Aprendendo com cada paciente, cada diagnóstico e cada procedimento, a inteligência artificial cria experiências que se adaptam ao profissional e ao paciente. Isto não só melhora os resultados da saúde, mas também reduz a escassez de médicos e o esgotamento, ao mesmo tempo que permite que o sistema seja financeiramente sustentável.

Este sistema em rede abrange comunidades e é alimentado por cuidados conectados, unindo pessoas, lugares, hardware, software e serviços – criando verdadeiras redes de cuidados que melhoram a saúde e o bem-estar ao longo da vida.

De volta à realidade

Em 2020, ainda estamos muito longe de alcançar esta visão. Tecnologia infindavelmente complexa, sistemas de TI e dados ainda impedem fluxos de trabalho da equipe e ameaçam a continuidade dos cuidados nas áreas clínicas em que eles são usados para ajudar a diagnosticar, tratar, monitorar e, esperamos, prevenir e curar doenças.

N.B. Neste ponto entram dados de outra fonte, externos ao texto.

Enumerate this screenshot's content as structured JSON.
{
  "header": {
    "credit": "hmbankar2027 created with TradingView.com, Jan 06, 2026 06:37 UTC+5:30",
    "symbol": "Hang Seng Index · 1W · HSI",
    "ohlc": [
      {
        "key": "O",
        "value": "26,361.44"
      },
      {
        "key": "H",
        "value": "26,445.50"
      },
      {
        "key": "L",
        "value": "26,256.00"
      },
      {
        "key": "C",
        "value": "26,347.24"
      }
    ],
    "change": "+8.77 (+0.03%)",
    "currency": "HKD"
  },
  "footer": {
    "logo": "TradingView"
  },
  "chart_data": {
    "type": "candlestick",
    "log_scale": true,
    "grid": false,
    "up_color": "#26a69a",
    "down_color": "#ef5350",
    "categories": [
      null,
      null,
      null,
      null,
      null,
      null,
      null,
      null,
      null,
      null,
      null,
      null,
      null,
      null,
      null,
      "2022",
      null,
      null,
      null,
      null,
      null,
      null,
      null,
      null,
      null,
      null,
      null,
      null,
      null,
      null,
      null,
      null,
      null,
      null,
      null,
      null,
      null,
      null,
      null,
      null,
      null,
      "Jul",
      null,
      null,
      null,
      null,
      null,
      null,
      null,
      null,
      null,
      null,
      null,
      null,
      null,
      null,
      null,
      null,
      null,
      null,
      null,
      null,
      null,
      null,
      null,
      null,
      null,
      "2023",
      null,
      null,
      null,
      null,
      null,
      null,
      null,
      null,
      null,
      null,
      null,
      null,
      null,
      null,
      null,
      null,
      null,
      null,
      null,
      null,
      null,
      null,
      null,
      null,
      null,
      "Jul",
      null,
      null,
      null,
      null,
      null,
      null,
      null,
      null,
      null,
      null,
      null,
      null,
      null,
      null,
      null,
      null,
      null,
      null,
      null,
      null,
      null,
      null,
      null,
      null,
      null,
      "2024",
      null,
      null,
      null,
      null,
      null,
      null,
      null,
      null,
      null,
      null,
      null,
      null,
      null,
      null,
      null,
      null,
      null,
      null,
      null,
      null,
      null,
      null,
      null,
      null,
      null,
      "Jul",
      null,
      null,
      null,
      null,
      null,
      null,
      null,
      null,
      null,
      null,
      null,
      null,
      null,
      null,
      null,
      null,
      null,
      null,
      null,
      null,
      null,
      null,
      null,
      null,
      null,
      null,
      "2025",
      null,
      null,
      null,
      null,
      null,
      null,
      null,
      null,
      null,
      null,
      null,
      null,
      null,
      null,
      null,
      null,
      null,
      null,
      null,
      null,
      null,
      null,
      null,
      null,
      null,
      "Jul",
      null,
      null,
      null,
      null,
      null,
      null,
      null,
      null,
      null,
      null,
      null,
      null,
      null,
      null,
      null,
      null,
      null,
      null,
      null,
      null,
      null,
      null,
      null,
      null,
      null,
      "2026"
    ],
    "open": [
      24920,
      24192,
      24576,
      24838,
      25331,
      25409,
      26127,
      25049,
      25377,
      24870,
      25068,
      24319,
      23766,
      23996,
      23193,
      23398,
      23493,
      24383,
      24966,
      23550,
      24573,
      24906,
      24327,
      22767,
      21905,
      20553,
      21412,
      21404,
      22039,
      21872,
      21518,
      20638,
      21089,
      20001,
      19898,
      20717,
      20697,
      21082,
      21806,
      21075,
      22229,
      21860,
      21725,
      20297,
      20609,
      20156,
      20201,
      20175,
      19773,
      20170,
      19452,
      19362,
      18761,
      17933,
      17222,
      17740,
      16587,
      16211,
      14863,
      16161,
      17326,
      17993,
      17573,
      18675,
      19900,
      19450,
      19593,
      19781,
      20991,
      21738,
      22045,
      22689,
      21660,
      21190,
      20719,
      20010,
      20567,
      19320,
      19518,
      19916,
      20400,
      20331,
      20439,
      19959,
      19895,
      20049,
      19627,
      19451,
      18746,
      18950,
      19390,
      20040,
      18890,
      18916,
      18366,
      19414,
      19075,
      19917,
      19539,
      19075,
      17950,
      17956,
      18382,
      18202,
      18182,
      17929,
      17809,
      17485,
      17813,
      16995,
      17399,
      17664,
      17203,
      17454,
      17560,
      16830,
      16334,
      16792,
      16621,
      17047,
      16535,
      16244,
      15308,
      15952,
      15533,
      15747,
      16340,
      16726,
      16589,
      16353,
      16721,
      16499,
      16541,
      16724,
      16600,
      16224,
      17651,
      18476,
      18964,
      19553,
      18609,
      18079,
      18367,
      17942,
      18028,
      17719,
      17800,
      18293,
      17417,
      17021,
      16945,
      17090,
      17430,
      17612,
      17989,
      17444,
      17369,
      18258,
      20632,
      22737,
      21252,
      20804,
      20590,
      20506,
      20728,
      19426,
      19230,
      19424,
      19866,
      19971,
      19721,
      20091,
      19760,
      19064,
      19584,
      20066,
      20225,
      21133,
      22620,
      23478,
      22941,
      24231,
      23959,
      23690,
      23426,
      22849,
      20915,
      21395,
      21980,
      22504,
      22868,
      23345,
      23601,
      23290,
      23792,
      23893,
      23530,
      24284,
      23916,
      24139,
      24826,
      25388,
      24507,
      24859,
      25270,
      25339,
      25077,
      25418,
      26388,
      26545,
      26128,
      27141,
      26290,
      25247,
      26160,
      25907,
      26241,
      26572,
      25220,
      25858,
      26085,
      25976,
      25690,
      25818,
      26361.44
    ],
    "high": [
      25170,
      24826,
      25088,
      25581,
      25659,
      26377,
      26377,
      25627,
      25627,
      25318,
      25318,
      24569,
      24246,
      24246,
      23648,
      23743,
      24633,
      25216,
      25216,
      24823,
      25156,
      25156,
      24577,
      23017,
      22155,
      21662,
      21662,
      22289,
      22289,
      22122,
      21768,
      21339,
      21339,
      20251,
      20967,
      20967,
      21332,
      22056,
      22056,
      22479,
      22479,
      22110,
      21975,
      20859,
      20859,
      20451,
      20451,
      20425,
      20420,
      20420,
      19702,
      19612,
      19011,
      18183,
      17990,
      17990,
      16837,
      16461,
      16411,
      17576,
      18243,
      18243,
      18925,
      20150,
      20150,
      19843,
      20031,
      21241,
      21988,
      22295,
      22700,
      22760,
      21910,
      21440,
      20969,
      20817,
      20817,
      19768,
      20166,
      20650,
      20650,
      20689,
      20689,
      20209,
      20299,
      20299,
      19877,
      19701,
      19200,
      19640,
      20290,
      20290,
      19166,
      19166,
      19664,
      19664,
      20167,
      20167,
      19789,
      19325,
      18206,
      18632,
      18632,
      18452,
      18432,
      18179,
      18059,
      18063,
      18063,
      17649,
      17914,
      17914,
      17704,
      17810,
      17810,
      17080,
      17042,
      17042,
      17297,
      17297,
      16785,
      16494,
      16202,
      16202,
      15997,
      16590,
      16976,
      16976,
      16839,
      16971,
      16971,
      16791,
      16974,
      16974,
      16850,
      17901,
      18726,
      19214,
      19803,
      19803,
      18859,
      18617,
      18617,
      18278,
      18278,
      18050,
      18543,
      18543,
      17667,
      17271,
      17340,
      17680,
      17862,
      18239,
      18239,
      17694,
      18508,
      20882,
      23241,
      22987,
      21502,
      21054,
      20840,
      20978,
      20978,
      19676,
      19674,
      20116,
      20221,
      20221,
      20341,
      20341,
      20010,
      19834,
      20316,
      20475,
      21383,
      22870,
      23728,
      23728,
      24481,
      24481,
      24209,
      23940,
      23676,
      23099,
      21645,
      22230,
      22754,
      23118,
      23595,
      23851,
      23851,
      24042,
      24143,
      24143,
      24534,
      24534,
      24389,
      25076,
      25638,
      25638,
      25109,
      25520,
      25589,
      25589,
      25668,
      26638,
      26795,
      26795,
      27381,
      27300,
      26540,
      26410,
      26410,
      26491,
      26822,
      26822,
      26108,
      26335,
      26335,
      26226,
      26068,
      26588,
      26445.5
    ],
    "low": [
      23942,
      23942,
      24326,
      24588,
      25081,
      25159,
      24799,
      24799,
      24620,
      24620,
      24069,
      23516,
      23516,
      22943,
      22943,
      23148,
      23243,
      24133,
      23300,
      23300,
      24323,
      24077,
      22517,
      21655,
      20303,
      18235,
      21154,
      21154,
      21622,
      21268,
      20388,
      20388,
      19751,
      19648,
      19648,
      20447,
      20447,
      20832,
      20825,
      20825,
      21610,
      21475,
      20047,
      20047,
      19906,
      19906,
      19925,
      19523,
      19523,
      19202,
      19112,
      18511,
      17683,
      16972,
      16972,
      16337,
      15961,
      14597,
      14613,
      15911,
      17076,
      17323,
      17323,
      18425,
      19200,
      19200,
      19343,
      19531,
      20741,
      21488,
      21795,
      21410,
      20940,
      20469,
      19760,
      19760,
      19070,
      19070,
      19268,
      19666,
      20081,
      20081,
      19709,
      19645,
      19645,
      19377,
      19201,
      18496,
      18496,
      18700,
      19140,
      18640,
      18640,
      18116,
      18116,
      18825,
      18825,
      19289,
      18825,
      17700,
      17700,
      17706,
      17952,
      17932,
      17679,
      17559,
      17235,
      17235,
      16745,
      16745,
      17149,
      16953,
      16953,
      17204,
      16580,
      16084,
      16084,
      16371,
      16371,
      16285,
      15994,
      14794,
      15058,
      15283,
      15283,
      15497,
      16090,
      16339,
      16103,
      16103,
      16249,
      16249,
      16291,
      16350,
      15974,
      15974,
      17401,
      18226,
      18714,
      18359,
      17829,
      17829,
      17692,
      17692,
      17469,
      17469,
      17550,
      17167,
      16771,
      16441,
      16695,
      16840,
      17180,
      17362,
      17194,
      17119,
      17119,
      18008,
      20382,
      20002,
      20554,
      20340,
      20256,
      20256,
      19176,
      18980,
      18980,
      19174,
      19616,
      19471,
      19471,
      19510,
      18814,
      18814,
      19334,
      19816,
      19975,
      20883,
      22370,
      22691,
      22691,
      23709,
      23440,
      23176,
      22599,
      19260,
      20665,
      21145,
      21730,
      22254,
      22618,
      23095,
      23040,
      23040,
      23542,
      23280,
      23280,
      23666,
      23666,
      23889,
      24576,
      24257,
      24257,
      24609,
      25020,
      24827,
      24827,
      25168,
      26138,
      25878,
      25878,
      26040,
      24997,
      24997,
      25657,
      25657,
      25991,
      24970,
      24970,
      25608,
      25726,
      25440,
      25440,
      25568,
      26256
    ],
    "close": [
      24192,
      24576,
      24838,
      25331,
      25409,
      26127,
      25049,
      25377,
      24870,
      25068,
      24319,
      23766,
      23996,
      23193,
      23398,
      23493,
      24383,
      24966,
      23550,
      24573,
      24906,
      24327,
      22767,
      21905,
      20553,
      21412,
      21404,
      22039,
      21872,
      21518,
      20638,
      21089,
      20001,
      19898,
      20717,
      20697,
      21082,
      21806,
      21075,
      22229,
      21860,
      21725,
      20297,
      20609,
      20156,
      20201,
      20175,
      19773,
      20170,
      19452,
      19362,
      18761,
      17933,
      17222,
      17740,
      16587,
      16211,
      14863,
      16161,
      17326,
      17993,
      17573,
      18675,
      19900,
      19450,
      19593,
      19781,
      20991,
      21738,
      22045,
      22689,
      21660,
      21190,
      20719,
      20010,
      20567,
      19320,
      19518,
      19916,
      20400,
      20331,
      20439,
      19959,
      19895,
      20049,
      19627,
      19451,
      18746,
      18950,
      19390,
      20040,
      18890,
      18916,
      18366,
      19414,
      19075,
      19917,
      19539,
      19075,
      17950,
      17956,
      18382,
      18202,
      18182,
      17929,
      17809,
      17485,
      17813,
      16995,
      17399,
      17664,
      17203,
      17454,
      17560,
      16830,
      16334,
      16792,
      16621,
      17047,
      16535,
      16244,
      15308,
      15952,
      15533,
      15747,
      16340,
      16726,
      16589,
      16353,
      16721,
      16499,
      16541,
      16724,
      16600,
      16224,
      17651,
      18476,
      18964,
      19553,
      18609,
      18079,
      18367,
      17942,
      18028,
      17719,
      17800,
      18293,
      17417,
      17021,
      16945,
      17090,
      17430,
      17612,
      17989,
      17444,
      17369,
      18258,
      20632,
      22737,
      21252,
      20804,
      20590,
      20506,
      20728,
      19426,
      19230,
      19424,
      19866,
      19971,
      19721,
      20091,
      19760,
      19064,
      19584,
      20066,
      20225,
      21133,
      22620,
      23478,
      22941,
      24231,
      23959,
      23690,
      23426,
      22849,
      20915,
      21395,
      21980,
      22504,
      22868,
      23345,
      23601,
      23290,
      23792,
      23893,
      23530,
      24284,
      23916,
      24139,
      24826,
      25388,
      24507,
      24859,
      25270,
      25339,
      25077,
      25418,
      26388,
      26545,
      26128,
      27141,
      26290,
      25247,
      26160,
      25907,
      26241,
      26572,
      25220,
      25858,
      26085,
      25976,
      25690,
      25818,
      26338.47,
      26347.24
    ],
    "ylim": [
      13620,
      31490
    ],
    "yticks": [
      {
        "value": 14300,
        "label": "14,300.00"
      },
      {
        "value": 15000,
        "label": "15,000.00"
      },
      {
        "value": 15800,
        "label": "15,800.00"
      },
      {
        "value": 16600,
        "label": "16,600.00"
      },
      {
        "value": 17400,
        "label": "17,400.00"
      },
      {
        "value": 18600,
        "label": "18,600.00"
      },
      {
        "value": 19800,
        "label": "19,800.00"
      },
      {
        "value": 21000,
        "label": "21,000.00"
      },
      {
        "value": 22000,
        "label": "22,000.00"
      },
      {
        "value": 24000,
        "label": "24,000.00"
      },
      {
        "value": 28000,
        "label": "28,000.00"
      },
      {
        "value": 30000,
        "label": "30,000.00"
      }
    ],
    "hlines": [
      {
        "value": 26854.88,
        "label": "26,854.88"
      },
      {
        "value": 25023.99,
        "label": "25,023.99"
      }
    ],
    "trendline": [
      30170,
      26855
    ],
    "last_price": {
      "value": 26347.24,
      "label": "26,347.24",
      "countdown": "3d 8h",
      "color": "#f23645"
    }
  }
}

No entanto, há sinais claros de que estas três ideias podem um dia tornar-se realidade. Os sistemas inteligentes já são capazes de executar tarefas especializadas e aumentar as capacidades humanas. Exemplos incluem IA que pode detectar lesões cancerosas em uma imagem, analisar e quantificar notas do médico ou otimizar o fluxo do paciente em cuidados de emergência. Dentro dos hospitais, a aplicação de análises preditivas ativadas pela inteligência artificial já está ajudando a salvar vidas em unidades de cuidados intensivos. Fora dos hospitais, está a ajudar a identificar determinados grupos em risco para que os cuidados primários ou comunitários preventivos possam reduzir a necessidade de admissões hospitalares.

Mas é uma viagem longa e complexa que nenhuma empresa ou organização pode fazer sozinha. Os governos, os sistemas de saúde e as empresas privadas devem continuar a trabalhar em conjunto para garantir que os sistemas de IA sejam totalmente interoperáveis e transparentes e evitem preconceitos e desigualdades. À medida que os cuidados de saúde continuam a globalizar-se, a necessidade de normas internacionais que protejam a forma como a inteligência artificial utiliza os dados pessoais tornar-se-á uma prioridade urgente.

Conclusão sobre inteligência artificial na saúde

Talvez acima de tudo, devemos ter em mente que o uso mais poderoso da inteligência artificial é melhorar as capacidades humanas, não substituí-las. O coração dos cuidados conectados não é a nova tecnologia, são as pessoas: as pessoas que precisam ser cuidadas e as pessoas que trabalham incansavelmente para entregá-lo a todos nós.